Some thought he was so “stuck on being mayor,” he said. But after leaving office the first time in 2012, Hibbard learned that life goes on afterward.

He said he appreciated the friends who reached out to check on him when they heard the news of his resignation. And he noticed the ones who didn’t: “Because now that I’m out, I’m of no use.”

Hibbard said he has thought a lot about what he’ll miss out on. Had he toughed it out for three more months, he would have presided over grand opening festivities for the $84 million renovation of the downtown waterfront.

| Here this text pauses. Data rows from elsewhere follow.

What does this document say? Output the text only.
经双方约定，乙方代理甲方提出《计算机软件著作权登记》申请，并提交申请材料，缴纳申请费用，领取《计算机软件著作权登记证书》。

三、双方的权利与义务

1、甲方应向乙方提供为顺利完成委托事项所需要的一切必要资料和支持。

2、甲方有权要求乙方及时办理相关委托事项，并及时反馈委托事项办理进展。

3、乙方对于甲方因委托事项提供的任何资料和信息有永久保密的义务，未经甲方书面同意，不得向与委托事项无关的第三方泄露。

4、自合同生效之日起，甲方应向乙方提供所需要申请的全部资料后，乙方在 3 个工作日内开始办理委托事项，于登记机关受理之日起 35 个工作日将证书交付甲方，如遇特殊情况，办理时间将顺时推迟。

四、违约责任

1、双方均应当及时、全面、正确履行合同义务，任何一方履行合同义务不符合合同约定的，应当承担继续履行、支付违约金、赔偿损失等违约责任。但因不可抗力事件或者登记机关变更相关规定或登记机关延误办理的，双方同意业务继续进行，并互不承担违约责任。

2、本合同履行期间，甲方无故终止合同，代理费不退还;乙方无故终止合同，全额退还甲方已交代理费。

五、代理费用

It’s the issue that inspired his first campaign two decades ago after the city’s last attempt to transform the waterfront failed.

The design for Imagine Clearwater — with a music venue, green space, garden, gateway plaza and more — was already underway when Hibbard ran for mayor again in 2020. One motivation for running was so he could push critical tweaks.

Three months after the election, Hibbard convinced his colleagues to move the amphitheater from the western edge of the park to the north side so the green space was no longer bifurcated by the venue, and so the sound projects eastward.

It would have been a full-circle moment had he been mayor, cutting the ribbon on his decadeslong vision.

“That shows you how strongly I felt about what I did,” Hibbard said.